Limited Access for Oil and Natural Gas Development
The Group of 16 proposal falls short of providing the necessary access to domestic supplies of oil and natural gas. It is estimated that approximately 23 billion barrels of oil and approximately 45 trillion cubic feet (TCF) of natural gas would remain off limits. Twenty-three billion barrels of oil is the equivalent of 29 years worth of today’s imports from the Persian Gulf; 45 TCF of natural gas is the equivalent of 12 years of today’s net imports of natural gas. Serious discussion about U.S. energy problems and high energy prices cannot begin without increased access to domestic oil and natural gas resources.
The proposal would open additional acreage in the Eastern Gulf of Mexico and allow Georgia, North Carolina, South Carolina, and Virginia to opt in to leasing. However, it would prohibit production within 50 miles of the state coasts. Significant quantities of oil and natural gas that could be developed in a timely manner may exist in areas inside that 50-mile buffer.
Even though the Group of 16 proposal would provide access to some areas currently under moratoria, the following potential resources would remain off-limits:
o 10 billion barrels of oil and 18 TCF of natural gas expected to be found on the Pacific Outer Continental Shelf;
o 10 billion barrels of oil and 8 TCF of natural gas in ANWR; and
o More than half of the nearly 4 billion barrels of oil -- and more than half of the 37 TCF of natural gas -- off the Atlantic Coast.
The new access provided under the proposal is not guaranteed; several hurdles would have to be overcome, notably the state opt-in requirement. Thus, the end-result could be the worst of both worlds: no new production, with new, counterproductive taxes guaranteed.
The proposal would create a commission to recommend future areas for leasing. The Outer Continental Shelf Lands Act already gives this authority to the Secretary of the Interior. Congress should make onshore and offshore areas available for leasing and development. Such action would reduce dependence on foreign oil, create American jobs, spur economic growth, and bring billions of dollars in new revenues to the Treasury from bonus bids, royalties, and taxes.
The industry has proven it can safely develop oil and natural gas resources in all areas, including federal lands. New technologies enable the industry to locate oil and natural gas resources with greater accuracy, to conduct drilling operations more safely and reliably, and to prevent loss of well control and environmental damage. These technologies, in combination with responsible environmental practices, enable the industry to reduce the environmental footprint of exploration and production operations and their effects on habitat, wildlife and water resources. Residents along the Gulf of Mexico coast know that oil and natural gas activity and clean, safe oceans are not mutually exclusive. The industry’s extensive safety and environmental safeguards have prevented large-scale spills from offshore production facilities, even when Category 5 hurricanes ravaged the region.

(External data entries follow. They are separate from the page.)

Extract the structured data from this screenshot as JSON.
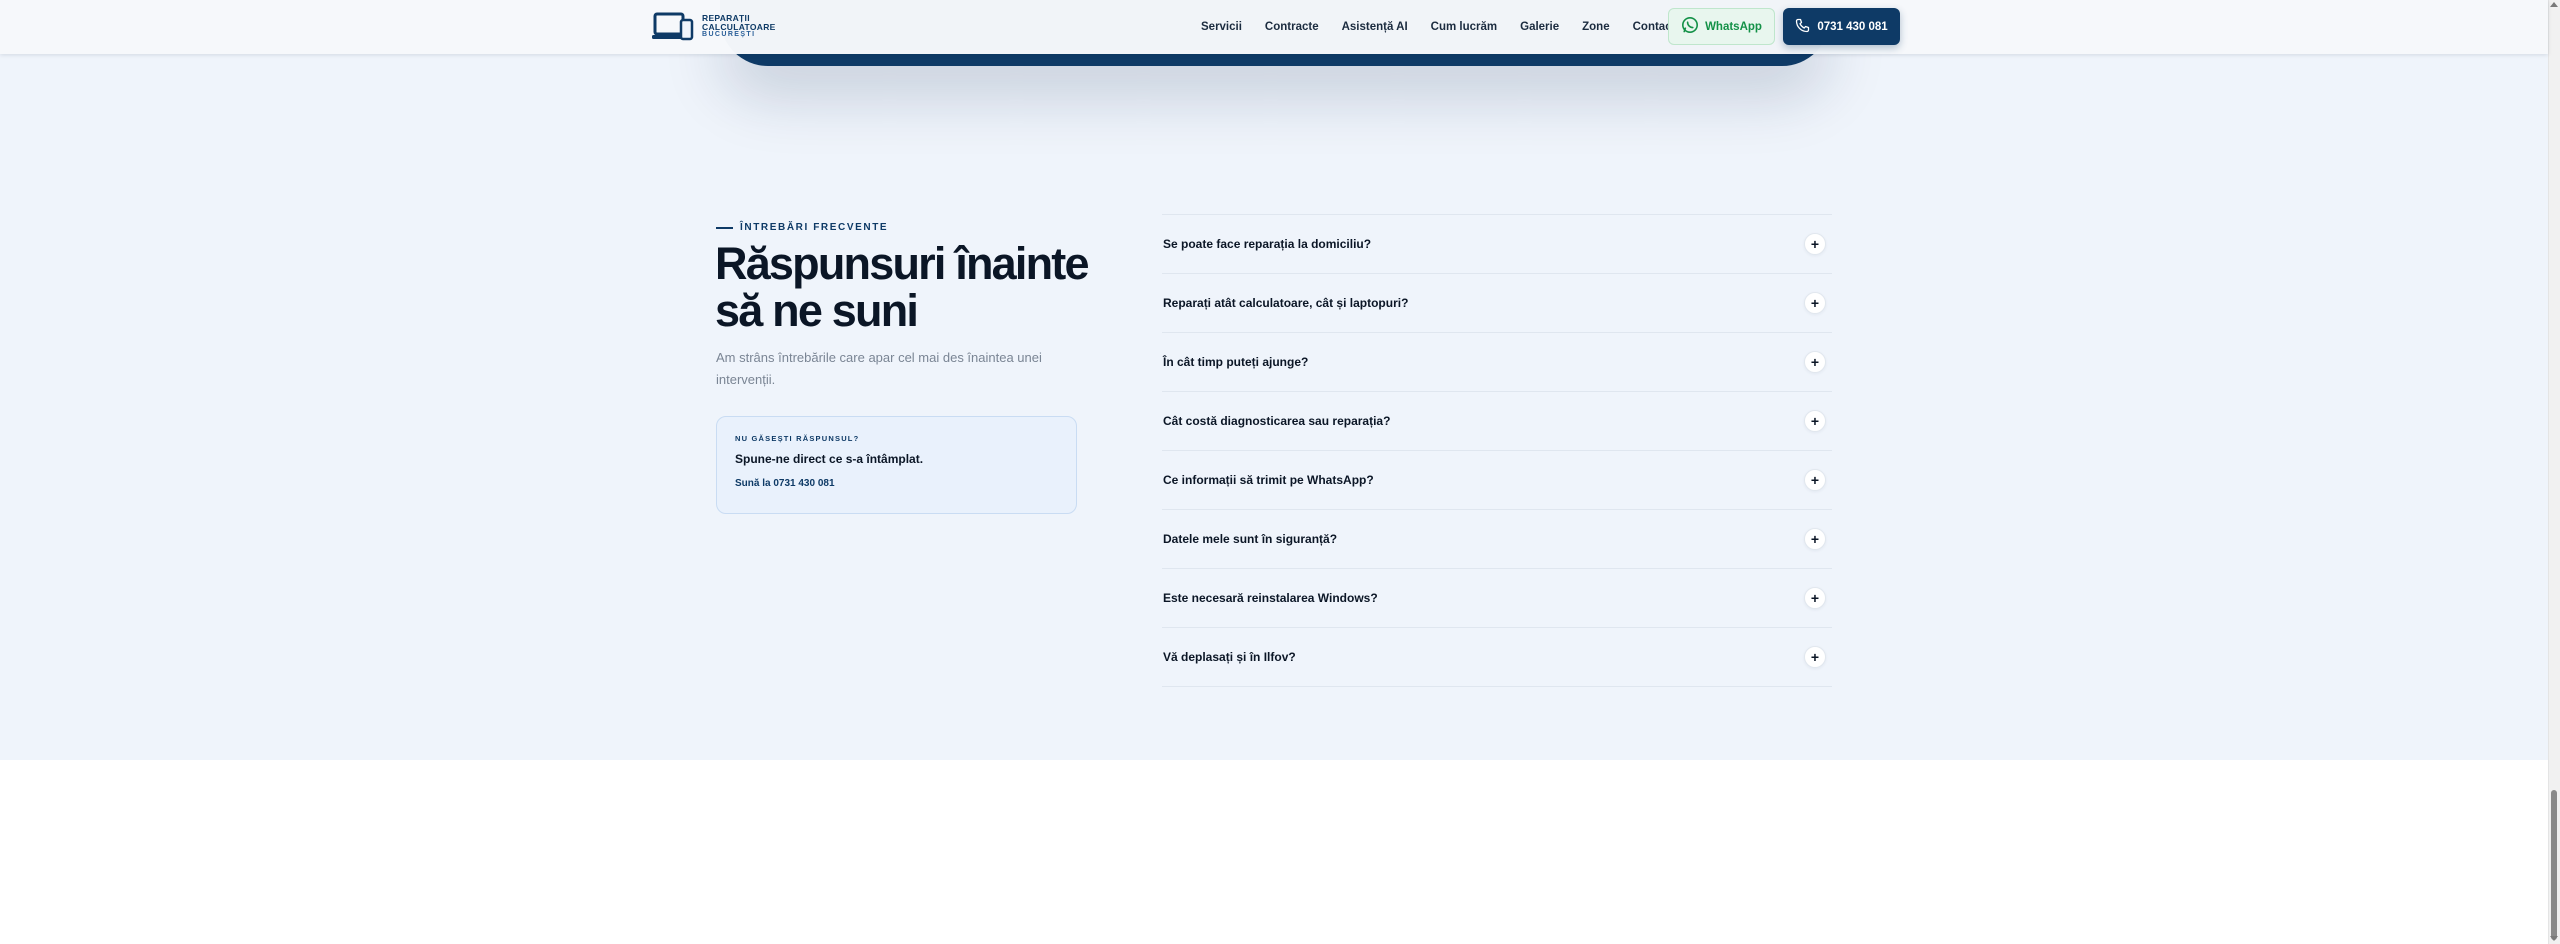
{
  "header": {
    "logo": {
      "line1": "REPARAȚII",
      "line2": "CALCULATOARE",
      "line3": "BUCUREȘTI"
    },
    "nav": [
      "Servicii",
      "Contracte",
      "Asistență AI",
      "Cum lucrăm",
      "Galerie",
      "Zone",
      "Contact"
    ],
    "whatsapp_label": "WhatsApp",
    "phone_label": "0731 430 081"
  },
  "faq_section": {
    "eyebrow": "ÎNTREBĂRI FRECVENTE",
    "title": "Răspunsuri înainte să ne suni",
    "lead": "Am strâns întrebările care apar cel mai des înaintea unei intervenții.",
    "help_card": {
      "kicker": "NU GĂSEȘTI RĂSPUNSUL?",
      "text": "Spune-ne direct ce s-a întâmplat.",
      "action": "Sună la 0731 430 081"
    },
    "questions": [
      "Se poate face reparația la domiciliu?",
      "Reparați atât calculatoare, cât și laptopuri?",
      "În cât timp puteți ajunge?",
      "Cât costă diagnosticarea sau reparația?",
      "Ce informații să trimit pe WhatsApp?",
      "Datele mele sunt în siguranță?",
      "Este necesară reinstalarea Windows?",
      "Vă deplasați și în Ilfov?"
    ],
    "expand_symbol": "+"
  },
  "colors": {
    "brand": "#0e3a66",
    "whatsapp": "#139147",
    "section_bg": "#eff4fb"
  }
}
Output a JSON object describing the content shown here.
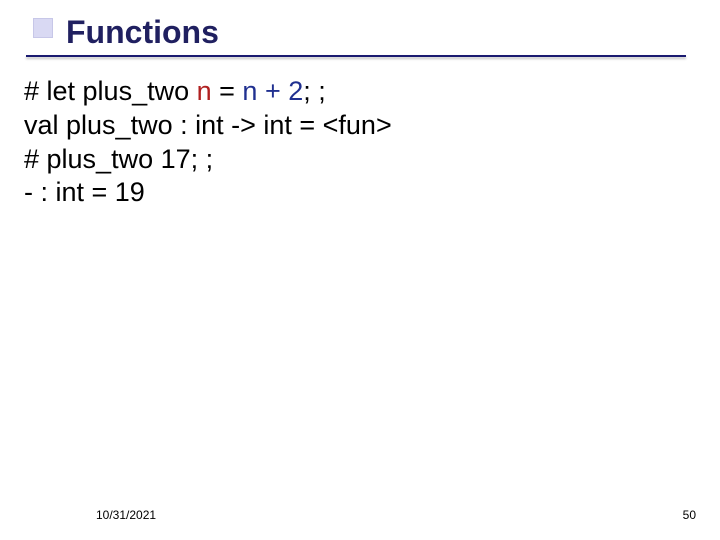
{
  "title": "Functions",
  "code": {
    "line1_prefix": "# let plus_two ",
    "line1_red": "n",
    "line1_mid": " = ",
    "line1_blue": "n + 2",
    "line1_suffix": "; ;",
    "line2": "val plus_two : int -> int = <fun>",
    "line3": "# plus_two 17; ;",
    "line4": "- : int = 19"
  },
  "footer": {
    "date": "10/31/2021",
    "page": "50"
  }
}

Heavy Taxes on Already Heavily Taxed Oil and Natural Gas Companies
Given the state of world energy markets, the Group of 16’s proposal to pay for alternative fuels development by taxing the U.S. oil and natural gas industry could not come at a worse time for the nation’s energy consumers. The group’s proposal would place an additional $30 billion tax burden on the already heavily taxed industry. These new taxes would undermine our nation’s energy security by amplifying the already rising costs to explore for oil and natural gas resources and discouraging new domestic oil and gas production, as well as new investments to expand refinery capacity. In addition, less investment in new U.S. oil and gas production and refinery capacity would lead to fewer, high-paying domestic jobs.
The Group of 16’s industry-specific tax approach has been followed before with substantially negative effects. The last time a punitive new tax was imposed on the oil and natural gas industry – in the form of the windfall profits tax in the 1980s – it decreased the amount of domestic energy that otherwise would have been produced, and consequently increased our nation’s reliance on imported oil.
Already, the top 27 U.S. energy-producing companies have seen their annual tax liability rise to more than $100 billion, an 80 percent increase from 2004 to 2006. New taxes on these U.S.-based energy companies would drastically reduce capital that otherwise could be invested in domestic oil and natural gas projects in the U.S., leaving Americans more dependent on foreign energy sources, while jeopardizing U.S. jobs and economic growth.
Repealing the Section 199 domestic manufacturing deduction for oil and natural gas companies would discourage new domestic oil and natural gas investment by making those costly energy projects even less economically competitive with foreign investments, thereby further jeopardizing our nation’s energy security and U.S. jobs. The deduction established in the 2004 American Jobs Creation Act was designed to broadly create U.S. jobs across all sectors of the economy.
A new 13 percent severance tax on production in the Gulf of Mexico would only serve to make already costly domestic production all that less competitive against alternative foreign oil and natural gas production projects. Imposition of this tax would effectively nullify relief granted on certain leases issued in the years 1996-2000 pursuant to the Deep Water Royalty Relief Act of 1995 – relief that provided the impetus for robust oil and natural gas production in technically challenging and financially risky deep water areas.
While identified as a tax, this measure would likely be found to be a breach of the existing lease contracts and, as such, is a serious infringement on the bedrock principle of the sanctity of contracts.
Increased taxes on oil and natural gas companies would fund efforts to transition 85 percent of America’s new motor vehicles to non-petroleum-based fuels within 20 years and other alternative energy incentives. While initiatives to develop alternative fuels are worthy efforts, oil, natural gas and coal will still meet the large bulk of the U.S. energy needs for the foreseeable future.
The proposal also ignores the fact that the U.S. oil and natural gas industry already provides more than 70 percent of all North American investment in research and development in emerging energy technologies.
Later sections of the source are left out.